5. Urease is bound to a silicon wafer which has been prepared according to example 2, but with the use of carboxypropyl triethoxysilane instead of aminopropyl triethoxysilane, according to the following. l-ethyl-3- (3-dimethylaminopropyl)carbodiimide hydrochloride is dissolved in 0.05 M sodium bicarbonate and applied to the surface with carboxyl groups and allowed to react in

darkness during 1 hour. pH is kept below 7.0. After washing of the surface urease dissolved in 0.05 M sodium bicarbonate is added.

Some non-limiting examples of measurements follow below.

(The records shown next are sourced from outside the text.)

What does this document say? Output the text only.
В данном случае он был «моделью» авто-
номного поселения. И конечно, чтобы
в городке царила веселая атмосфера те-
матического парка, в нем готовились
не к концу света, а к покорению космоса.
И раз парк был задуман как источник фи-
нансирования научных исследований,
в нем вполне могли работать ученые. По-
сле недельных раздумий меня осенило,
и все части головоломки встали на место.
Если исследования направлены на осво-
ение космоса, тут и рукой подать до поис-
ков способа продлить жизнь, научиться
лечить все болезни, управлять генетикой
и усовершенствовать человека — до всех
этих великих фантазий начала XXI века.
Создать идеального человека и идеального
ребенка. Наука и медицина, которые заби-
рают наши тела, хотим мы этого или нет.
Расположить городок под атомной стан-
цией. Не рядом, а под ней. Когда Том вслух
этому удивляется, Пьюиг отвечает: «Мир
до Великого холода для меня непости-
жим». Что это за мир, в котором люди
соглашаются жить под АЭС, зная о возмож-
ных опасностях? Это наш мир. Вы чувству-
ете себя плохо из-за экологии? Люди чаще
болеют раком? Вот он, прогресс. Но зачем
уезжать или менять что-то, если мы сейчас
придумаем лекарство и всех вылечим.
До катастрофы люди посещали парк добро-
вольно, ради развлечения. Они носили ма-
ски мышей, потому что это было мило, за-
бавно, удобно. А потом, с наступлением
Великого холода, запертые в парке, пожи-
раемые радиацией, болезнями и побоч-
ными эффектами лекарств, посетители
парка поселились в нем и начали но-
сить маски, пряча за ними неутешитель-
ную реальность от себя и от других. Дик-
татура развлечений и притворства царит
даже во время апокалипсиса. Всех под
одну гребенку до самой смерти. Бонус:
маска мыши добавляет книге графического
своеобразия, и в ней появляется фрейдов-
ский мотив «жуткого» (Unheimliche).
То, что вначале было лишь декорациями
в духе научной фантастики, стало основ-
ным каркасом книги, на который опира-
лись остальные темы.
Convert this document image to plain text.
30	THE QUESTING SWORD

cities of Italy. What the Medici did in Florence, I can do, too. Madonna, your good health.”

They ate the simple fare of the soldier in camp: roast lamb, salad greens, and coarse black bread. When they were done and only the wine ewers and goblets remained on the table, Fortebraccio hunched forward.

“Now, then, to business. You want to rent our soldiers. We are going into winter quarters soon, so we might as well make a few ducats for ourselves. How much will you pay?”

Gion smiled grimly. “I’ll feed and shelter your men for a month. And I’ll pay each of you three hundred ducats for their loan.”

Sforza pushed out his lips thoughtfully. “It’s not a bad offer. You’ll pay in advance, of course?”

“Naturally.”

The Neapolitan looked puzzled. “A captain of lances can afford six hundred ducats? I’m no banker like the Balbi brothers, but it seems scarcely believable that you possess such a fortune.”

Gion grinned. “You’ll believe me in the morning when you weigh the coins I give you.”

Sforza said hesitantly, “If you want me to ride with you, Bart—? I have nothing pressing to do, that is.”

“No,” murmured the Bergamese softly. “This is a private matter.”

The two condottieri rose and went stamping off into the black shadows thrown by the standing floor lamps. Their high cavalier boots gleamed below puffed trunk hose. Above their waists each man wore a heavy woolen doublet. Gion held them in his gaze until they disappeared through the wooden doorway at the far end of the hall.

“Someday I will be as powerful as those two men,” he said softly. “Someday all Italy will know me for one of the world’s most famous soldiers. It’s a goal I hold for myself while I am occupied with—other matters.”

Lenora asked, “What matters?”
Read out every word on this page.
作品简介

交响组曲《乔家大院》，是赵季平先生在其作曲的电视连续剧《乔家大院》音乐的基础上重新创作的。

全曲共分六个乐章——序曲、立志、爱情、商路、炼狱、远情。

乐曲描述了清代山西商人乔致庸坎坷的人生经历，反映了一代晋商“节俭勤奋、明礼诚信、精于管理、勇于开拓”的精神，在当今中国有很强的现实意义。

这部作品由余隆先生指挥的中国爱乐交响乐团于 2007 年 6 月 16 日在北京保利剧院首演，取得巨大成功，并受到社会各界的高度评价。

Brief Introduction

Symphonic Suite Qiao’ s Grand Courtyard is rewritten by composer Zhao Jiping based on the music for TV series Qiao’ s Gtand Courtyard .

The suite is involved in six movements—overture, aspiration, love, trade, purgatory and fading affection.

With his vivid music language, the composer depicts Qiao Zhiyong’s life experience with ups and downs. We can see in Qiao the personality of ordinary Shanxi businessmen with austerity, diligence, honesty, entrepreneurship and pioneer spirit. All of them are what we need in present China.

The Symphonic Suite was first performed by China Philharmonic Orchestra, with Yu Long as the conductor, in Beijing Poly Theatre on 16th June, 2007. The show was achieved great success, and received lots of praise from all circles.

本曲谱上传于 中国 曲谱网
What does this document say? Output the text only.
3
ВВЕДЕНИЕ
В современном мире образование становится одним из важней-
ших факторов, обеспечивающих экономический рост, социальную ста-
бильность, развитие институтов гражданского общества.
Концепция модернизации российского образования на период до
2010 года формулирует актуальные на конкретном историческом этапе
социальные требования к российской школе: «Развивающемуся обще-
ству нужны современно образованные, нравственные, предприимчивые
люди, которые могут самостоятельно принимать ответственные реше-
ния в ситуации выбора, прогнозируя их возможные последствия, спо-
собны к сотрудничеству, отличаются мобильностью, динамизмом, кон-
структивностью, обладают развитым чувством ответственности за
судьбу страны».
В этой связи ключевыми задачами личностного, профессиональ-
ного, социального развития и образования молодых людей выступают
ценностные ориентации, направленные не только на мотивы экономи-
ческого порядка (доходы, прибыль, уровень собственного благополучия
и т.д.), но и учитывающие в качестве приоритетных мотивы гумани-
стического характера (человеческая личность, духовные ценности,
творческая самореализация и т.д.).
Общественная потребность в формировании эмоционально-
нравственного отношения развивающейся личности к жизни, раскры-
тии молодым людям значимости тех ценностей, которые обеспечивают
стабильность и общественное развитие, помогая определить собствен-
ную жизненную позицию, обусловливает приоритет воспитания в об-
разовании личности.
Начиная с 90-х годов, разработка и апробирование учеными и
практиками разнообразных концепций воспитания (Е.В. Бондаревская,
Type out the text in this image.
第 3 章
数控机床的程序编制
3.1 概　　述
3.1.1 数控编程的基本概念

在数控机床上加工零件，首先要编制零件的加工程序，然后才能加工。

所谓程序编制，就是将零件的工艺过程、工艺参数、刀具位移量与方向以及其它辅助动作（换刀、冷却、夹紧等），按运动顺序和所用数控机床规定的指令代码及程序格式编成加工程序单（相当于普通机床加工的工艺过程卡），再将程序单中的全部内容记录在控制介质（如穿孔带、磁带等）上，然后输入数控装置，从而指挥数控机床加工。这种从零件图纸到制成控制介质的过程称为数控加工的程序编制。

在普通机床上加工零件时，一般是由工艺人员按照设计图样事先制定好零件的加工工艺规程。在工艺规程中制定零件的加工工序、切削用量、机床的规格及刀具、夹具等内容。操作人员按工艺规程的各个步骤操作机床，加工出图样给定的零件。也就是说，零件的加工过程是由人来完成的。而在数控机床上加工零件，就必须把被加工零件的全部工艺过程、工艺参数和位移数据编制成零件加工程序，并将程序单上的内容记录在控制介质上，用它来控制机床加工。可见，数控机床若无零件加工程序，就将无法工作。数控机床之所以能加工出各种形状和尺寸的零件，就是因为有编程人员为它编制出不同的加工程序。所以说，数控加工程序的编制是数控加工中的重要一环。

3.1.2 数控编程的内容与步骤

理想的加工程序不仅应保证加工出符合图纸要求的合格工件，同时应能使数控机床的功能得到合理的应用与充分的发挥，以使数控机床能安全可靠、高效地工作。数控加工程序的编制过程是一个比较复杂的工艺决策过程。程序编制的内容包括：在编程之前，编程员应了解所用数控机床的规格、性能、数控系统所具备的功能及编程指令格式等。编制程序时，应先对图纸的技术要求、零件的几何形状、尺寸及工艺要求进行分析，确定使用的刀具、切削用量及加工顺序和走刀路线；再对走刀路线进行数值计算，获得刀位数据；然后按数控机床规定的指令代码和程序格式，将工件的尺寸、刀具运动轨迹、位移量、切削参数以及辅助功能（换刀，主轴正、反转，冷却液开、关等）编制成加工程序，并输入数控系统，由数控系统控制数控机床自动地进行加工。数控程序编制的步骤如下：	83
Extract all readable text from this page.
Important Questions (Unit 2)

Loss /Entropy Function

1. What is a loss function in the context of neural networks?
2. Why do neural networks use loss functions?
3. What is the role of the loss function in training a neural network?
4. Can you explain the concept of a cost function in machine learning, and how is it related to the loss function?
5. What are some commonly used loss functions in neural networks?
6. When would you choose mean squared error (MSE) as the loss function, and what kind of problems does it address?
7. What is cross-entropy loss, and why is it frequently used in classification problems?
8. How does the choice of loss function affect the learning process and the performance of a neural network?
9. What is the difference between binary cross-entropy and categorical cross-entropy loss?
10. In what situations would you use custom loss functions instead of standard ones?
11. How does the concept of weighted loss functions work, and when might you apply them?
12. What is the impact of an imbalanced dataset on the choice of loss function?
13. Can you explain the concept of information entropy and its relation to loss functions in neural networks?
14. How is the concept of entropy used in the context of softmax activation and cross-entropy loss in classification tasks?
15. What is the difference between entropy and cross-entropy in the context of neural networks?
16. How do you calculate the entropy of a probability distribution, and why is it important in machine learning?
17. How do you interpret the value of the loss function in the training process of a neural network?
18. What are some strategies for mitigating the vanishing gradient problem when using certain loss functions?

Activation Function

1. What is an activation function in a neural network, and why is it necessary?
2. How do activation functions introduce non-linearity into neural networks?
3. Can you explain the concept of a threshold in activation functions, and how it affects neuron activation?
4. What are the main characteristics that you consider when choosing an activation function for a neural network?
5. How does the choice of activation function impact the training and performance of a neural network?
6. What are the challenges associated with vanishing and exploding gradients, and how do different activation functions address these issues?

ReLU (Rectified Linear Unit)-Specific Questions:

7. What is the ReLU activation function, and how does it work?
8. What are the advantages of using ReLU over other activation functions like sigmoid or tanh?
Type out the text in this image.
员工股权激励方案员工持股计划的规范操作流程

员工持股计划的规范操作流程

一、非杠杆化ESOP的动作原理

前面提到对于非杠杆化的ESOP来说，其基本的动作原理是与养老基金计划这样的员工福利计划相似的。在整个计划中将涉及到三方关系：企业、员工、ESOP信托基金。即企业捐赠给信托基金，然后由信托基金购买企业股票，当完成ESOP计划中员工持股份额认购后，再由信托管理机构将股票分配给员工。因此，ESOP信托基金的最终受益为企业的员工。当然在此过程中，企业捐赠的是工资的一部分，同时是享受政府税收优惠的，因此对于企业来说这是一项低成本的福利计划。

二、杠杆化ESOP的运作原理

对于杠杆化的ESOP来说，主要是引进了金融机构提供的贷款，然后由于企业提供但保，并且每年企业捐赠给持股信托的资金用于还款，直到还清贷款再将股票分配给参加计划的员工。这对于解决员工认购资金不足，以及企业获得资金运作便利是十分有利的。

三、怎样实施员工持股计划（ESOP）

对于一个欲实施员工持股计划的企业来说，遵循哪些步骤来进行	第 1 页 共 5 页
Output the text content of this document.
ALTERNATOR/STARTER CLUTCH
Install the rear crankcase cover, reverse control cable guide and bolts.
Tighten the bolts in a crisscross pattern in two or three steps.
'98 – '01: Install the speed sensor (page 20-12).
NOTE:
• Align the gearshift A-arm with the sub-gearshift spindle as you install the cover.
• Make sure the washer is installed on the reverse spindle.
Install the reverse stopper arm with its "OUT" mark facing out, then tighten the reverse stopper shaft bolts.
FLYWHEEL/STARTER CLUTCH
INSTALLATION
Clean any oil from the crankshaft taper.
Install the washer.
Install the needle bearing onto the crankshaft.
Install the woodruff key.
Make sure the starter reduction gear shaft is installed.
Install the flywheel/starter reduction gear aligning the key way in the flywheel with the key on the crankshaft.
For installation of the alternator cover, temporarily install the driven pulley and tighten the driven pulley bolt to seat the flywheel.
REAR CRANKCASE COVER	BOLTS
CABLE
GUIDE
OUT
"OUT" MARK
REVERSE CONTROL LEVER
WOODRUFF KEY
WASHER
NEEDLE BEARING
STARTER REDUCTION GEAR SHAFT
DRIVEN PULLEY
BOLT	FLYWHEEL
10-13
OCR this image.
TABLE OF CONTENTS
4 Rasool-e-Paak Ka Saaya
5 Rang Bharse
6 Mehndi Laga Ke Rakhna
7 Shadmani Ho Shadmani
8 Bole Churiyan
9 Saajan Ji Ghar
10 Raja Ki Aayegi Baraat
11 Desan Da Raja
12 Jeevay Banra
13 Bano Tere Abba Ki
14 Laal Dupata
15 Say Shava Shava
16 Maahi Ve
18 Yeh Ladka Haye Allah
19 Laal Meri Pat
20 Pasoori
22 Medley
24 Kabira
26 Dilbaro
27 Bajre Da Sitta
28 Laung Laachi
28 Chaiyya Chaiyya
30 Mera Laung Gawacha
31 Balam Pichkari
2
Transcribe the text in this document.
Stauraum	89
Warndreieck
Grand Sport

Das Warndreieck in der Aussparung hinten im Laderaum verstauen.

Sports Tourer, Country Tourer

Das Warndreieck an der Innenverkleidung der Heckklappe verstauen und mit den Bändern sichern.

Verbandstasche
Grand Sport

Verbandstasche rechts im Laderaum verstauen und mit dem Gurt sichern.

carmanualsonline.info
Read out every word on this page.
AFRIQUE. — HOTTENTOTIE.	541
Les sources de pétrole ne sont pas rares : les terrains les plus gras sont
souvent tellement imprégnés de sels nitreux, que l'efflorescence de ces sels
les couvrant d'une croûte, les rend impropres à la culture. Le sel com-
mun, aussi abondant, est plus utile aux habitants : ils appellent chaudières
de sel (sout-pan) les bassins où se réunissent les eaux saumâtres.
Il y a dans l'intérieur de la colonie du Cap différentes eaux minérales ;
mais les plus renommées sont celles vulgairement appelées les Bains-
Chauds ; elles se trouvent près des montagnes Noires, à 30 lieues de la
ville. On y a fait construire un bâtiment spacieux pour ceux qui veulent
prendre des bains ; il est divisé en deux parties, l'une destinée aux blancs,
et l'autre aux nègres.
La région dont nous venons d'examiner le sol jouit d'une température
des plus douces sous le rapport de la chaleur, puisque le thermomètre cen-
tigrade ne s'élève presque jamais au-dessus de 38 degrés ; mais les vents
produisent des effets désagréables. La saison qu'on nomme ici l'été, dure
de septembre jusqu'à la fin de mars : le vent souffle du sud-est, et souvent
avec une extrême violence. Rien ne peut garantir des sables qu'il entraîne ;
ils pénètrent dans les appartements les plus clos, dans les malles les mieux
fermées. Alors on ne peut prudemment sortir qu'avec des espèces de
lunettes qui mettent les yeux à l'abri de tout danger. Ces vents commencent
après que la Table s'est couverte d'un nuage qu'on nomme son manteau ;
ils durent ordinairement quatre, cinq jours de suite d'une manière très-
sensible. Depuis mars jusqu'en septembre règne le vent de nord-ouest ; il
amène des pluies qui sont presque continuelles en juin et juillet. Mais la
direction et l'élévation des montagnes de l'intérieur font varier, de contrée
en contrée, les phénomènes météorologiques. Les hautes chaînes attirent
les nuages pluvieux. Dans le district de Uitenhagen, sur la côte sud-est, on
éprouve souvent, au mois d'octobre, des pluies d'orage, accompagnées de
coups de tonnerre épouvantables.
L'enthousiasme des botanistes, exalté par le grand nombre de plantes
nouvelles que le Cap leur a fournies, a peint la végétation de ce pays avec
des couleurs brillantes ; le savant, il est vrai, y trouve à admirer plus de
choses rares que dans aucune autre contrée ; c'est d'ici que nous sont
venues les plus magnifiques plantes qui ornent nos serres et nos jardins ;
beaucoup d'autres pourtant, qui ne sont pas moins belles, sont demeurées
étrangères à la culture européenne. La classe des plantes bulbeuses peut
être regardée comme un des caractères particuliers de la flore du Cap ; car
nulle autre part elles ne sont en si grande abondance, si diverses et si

6. A drop of 10 μl containing 10 mM Tris-HCl, pH 7.5, 10 mM phenol, 10 mM 4-amino-antipyrine and 2 mM hydrogen peroxide was placed on a finger-structure with peroxidase, prepared according to example 4. The change in admittance was measured as a function of the time at 10 kHz. After 100 seconds the change in conductance was -3% and the change in susceptance +20%, measured at a frequency of 10 kHz. At a field strength of 7.7 kV/m a relaxation frequency of 11000 Hz was measured and this was shifted down to 400 Hz at a field strength of 67 kV/m.

7. A solution of gamma globulin having a concentration of 10 μg/ml dissolved in 10 mM Tris-HCl buffer, pH 7.5, was applied to a finger structure with amino groups prepared according to example 2. The change in admittance was measured as a function of the time at 10 kHz at an electrode voltage of 10 mV. After 100 seconds the change in conductance was 7% and the change in susceptance was +32%, measured at 10 kHz.

8. A drop of 10 ml containing 10 mM urea in 10 mM sodium phosphate buffer, pH 7.0, was placed on an electrode structure consisting of four parallel electrodes having the enzyme urease bound thereto in correspondence with example 5. The change in admittance was measured as a function of time at 10 kHz. After 100 seconds the change in conductance was +53% and the change in susceptance was -4%, measured at a frequency of 10 kHz.